Conforme pasa el tiempo, sin embargo, la perplejidad y la confusión van en aumento: “Siempre me había considerado bastante robusto y resistente, pero a menudo parece que no soy tan fuerte como creía. Me despierto por la noche y no me siento muy fuerte. A veces me descubro rezando. No para pedir favores de ningún tipo, ni siquiera ayuda, sino simplemente una aclaración. No soy especialmente aprensivo sobre la muerte. Lo que me angustia es la idea de que quizá haya creado un desastre donde otros (nunca yo mismo) ven logros dignos de elogio”. La única forma que encuentra de plantarle cara a esa muerte que le produce menos miedo que curiosidad es seguir escribiendo: “Es el métier lo que me mantiene cuerdo”. Ésa es su lucha contra el tiempo. Después de cumplir los sesenta, se siente cansado de todo el parloteo sobre lo que importa y la evitación de lo que realmente importa: “El absurdo definitivo es que son los asuntos espirituales, que son los únicos que merecen nuestra seriedad, los que se consideran absurdos”. Y como le escribe a John Cheever, no hay nada que importe de verdad salvo la acción transformadora del alma por medio de la escritura. Pero hasta en los momentos de incertidumbre sombría más insospechados, Bellow no pierde la guasa: lo mismo se despide con un “Mucho amor, desde la intensa inanidad que hoy me rodea”, que felicita por su cumpleaños a su amigo Alfred Kazin con un “Y no te preocupes por esto y aquello, esto y aquello no importan demasiado en la suma final”.
Continuará…
Saul Bellow: Cartas, Alfabia, Barcelona, 2011. Trad. Daniel Gascón. 719 págs.

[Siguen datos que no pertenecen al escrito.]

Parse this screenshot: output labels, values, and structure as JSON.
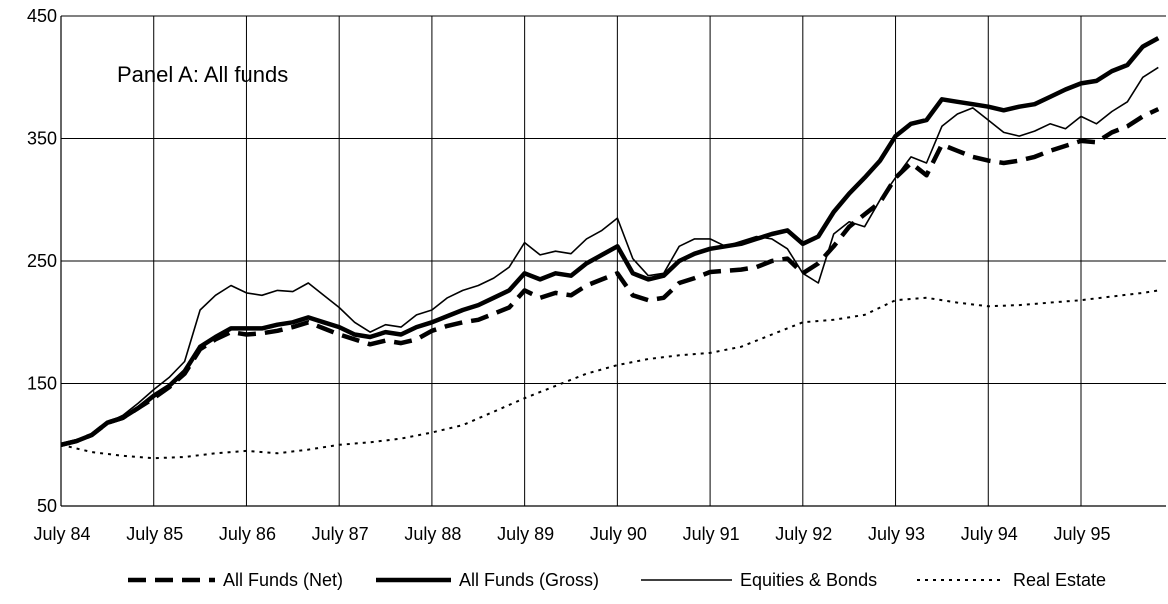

[1] “Sin Janis, a estas alturas me habría reunido con mis antepasados. Pienso mucho en ellos. Me acerco”, escribe a los ochenta y un años.
[2] Todo cuenta, p.406.
[3] La opinión que tenía de los políticos no difería mucho de la que tenía de los artistas: “Las artes y el gobierno atraen a la peor gente. Los mejores son astrónomos y genetistas”. Y a raíz de un encontronazo con Jack Lang, dice: “Un ministro de cultura es un síntoma clínico fatal”.
[4] “Apartarse de la idea de que la literatura sólo trata de sí misma, [que es una] chorrada.”